Reasons companies that are motivated purely by sales will advise you to get a new system
Extremely salesy companies will tell you (and you see it written in blogs all over the internet too), that if your system is over 12 years old, you need a new system. They’ll tell you it’s not worth repairing, or the parts aren’t available, literally lying straight to your face.
They say if you’ve had the system for over a decade, it’s time to replace your system. This also doesn’t compute for me. Why?
Some of my customers have told me another company told them R-22 freon wasn’t available anymore. This couldn’t be further from the truth. Yes, it’s on its way out, and super salesy technicians will say big words like “Montreal Protocol” which states we have to phase out of producing R-22 by 2020, but there are also alternative refrigerants we can use for a long time, at half the price!
R407c can be used to replace the R-22 in your system. Your experienced technician will remove the existing R-22, and without getting all technical, replace it with the new R407c refrigerant. There are plenty of other alternative and safe refrigerants to use out there. Just don’t let them add the alternative stuff on top of your existing R-22. That would not be acceptable as the refrigerant needs to be either-or.
Even after they stop making R-22 freon, there will still be recycled R-22 available for years. It might be more expensive then than it is now, but it’s still an option that you get to decide on, and not a misleading technician.
So How Long Should My AC Last? The Bottom Line
You should know the real truth about how long your central air conditioning system should last. You can get about 20 good years out of your system as long as it was installed correctly. And that assumes your installer followed several detailed instructions from the manufacturer.

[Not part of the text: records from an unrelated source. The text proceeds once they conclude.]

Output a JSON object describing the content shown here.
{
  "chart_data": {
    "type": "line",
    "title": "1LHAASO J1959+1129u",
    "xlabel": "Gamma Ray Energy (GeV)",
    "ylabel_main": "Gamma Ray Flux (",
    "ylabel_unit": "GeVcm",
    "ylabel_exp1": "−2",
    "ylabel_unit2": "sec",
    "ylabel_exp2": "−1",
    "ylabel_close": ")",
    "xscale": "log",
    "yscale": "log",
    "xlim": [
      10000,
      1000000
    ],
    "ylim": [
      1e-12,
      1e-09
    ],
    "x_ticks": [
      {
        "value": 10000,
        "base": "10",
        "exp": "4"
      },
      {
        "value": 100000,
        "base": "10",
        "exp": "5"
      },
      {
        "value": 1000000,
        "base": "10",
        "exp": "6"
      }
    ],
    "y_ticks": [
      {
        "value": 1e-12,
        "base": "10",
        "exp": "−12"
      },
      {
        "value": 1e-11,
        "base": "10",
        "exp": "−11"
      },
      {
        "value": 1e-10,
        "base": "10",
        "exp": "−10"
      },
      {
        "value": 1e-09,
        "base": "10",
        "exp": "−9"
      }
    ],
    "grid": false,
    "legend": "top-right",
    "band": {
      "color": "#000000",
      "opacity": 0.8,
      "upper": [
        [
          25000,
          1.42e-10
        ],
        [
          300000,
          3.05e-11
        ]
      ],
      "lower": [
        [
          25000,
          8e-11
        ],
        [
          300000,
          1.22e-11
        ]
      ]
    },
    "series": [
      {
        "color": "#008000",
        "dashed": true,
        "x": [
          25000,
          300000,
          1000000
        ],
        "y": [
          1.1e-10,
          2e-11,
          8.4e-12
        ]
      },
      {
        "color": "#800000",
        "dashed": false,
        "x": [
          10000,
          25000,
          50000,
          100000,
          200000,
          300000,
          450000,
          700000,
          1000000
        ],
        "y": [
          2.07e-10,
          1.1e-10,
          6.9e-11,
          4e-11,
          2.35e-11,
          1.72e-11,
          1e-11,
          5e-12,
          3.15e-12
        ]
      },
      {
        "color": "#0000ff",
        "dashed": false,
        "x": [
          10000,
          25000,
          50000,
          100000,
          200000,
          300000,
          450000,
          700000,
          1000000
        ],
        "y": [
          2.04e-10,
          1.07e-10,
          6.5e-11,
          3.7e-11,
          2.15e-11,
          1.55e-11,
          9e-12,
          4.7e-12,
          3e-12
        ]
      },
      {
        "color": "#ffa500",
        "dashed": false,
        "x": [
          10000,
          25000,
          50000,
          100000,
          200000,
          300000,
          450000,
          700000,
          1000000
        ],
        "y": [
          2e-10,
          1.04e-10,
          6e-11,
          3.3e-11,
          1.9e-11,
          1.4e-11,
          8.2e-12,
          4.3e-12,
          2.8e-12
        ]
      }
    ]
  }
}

Anyone can put a few boxes together up in your attic for a really cheap price and call it good. And you’ll believe them too. It’s sad because these types of companies continue to give HVAC a bad name, while companies like Fox Family are trying to lift the HVAC industry by following instructions closely so your system will last a good 20 years. Of course, that’s with proper maintenance.
Thank you so much for stopping by, and we’ll see you at my next blog.